Thursday, November 20, 2008

Distant Past Wonder

This may be more timely for next time, but I wanted to ask it anyhow.

It seems that for truth we need correspondence. So we have a fact-in-the-world bit on the one side, and a representation-of-a-fact bit on the other. So:

(1) •Snow is white• is true iff it is the case that snow is white.

Or, it seems,

(2) •It was temperature d at time t• is true if it is the case that it was temperature d at time t.

It seems that we can still have the fact-in-the-world bit going on in the absence of propositions. Propositions are just going to be the representation-of-a-fact bit. So the left-hand side bits of (1) and (2) might not be there. But this seems consistent with the right-hand side bits may still have obtained.

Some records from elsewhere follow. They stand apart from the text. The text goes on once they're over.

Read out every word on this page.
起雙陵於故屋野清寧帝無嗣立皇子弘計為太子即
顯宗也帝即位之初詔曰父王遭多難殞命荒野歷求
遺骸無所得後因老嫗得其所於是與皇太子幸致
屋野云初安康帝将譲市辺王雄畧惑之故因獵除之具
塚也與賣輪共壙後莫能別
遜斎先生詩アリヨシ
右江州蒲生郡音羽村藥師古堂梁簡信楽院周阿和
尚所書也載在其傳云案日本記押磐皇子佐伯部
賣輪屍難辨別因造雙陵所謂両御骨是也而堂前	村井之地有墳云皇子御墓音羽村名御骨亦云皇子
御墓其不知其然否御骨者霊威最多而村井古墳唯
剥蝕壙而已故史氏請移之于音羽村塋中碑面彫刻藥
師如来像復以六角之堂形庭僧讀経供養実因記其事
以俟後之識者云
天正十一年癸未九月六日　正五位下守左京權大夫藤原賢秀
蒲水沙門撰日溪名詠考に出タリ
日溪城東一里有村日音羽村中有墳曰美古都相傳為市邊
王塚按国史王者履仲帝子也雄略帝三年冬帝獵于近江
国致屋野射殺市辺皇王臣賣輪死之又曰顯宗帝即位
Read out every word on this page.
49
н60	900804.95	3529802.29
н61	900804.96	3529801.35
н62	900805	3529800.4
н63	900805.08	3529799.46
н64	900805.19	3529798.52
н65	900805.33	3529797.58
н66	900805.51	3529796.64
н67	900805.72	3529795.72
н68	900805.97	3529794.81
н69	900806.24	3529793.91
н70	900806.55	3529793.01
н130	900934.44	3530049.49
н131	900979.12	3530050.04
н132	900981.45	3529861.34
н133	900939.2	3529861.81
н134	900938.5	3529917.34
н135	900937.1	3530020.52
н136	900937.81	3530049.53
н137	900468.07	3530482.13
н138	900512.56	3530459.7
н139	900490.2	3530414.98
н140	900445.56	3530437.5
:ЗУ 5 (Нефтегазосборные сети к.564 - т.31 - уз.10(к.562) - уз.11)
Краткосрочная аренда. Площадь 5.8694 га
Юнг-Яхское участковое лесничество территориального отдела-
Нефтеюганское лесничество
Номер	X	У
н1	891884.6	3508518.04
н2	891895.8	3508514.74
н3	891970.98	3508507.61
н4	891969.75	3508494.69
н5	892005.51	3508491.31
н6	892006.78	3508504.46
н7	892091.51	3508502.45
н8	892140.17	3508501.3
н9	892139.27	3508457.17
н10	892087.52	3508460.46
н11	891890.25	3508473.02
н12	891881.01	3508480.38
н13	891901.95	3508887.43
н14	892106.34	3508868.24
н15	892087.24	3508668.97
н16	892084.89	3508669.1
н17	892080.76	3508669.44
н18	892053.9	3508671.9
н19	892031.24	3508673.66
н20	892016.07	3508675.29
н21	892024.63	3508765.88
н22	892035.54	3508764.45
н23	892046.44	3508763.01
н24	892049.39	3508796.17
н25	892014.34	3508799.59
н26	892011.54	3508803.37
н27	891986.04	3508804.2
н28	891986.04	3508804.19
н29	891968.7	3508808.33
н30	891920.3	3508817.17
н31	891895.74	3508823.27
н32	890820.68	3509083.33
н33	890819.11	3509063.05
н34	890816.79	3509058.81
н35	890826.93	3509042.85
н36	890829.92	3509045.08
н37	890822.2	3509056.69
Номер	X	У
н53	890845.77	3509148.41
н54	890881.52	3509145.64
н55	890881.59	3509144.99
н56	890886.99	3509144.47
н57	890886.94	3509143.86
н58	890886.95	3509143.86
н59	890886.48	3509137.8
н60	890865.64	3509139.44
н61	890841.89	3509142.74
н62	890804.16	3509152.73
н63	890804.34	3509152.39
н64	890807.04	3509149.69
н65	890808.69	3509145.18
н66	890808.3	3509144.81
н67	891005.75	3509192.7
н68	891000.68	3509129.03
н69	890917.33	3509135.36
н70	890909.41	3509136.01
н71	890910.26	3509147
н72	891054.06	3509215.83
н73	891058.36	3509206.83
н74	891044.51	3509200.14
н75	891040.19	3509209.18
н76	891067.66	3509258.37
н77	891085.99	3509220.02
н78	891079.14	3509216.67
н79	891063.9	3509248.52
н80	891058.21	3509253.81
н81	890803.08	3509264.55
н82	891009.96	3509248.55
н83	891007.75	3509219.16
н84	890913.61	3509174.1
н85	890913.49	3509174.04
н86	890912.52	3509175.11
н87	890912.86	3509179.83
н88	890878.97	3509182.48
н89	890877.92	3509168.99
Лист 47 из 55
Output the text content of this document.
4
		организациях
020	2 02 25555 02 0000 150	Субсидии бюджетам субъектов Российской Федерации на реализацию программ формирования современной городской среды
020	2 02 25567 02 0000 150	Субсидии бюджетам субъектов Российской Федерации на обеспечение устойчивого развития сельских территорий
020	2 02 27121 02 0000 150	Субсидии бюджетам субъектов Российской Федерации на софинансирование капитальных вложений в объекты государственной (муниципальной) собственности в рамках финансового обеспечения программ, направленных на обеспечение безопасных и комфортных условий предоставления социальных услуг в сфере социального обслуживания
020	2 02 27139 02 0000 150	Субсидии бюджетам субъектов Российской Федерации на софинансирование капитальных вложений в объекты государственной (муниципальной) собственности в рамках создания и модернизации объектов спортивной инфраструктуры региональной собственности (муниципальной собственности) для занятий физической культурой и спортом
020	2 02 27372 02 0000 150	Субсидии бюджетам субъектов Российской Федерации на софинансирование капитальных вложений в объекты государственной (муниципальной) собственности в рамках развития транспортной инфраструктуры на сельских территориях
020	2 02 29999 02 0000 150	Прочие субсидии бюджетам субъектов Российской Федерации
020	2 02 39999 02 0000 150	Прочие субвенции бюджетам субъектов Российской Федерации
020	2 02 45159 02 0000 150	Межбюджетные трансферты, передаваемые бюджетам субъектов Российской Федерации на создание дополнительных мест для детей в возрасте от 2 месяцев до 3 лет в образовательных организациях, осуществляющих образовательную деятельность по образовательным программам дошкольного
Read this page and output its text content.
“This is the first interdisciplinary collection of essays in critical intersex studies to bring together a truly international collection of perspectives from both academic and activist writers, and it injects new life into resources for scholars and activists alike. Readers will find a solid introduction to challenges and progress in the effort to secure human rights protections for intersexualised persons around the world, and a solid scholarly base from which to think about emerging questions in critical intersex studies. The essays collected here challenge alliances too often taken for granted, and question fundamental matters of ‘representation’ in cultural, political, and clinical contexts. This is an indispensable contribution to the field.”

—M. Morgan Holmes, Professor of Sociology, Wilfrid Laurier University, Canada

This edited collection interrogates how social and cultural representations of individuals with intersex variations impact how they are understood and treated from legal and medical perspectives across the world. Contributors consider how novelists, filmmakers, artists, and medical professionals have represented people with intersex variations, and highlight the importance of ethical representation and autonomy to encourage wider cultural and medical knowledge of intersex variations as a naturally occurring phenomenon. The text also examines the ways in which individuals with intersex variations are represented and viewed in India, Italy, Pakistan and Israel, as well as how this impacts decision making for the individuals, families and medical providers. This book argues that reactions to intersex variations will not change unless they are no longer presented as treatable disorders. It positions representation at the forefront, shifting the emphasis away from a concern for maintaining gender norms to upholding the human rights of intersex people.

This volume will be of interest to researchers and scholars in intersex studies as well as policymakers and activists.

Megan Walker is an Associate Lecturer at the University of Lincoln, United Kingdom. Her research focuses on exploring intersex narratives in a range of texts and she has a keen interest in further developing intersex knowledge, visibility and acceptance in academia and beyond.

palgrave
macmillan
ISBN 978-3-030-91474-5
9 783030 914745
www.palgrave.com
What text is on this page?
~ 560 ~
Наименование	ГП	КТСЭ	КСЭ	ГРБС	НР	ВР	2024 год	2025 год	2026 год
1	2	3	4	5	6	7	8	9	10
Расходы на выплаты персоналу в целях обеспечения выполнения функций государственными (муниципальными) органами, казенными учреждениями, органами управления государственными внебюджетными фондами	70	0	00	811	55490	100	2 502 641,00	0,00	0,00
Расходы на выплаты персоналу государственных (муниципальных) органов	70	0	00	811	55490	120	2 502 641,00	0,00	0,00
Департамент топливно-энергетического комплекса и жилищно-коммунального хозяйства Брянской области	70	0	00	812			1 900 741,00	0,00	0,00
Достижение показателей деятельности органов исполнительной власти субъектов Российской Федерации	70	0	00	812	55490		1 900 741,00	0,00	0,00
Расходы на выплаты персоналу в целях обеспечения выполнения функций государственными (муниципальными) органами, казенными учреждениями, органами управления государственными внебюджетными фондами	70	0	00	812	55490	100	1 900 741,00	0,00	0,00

Doesn't it seem plausible that something might be the case, even though it fails to be represented as being true or false?

2 comments:

Dan said...

I think your point is a good one, it's one King mentions at one point as well (the chapter eludes me, probably ch 3).
Anyway, I think the intuition against this notion goes something like this:
T) All it is for P to be true, is that the world is as P represents it to be.
Under King's view it's true that we still have the fact-in-world going on where there are no propositions. Consider a location (in time, place, modality, whatever) L at which Adam is tall but there are no propositions. It's still the case that there's the fact-in-world going on there that has Adam being tall. That's enough for it to be the case now that the proposition that Adam is tall at L is true. However the objection still holds that it's not true at L that Adam is tall (since there is no proposition at L to be true). This goes against (T). At L the world IS the way P represents it to be, but it isn't the case that P is true there.
I don't think that this is a knock down argument (for the very reason you gave). However it points out a deviance in our common sense view of truth from what King says is truth.

Wes McPherson said...

I suppose the middle ground might be: when there was no language, there were truths; but they were not taken to be true.

I'm not sure if this middle ground would really make anyone happy.

Maybe 'true' is ambiguous between 'representings' and 'representeds'. I guess King wants 'truth' to be a representing, but someone else might take it to be what is represented.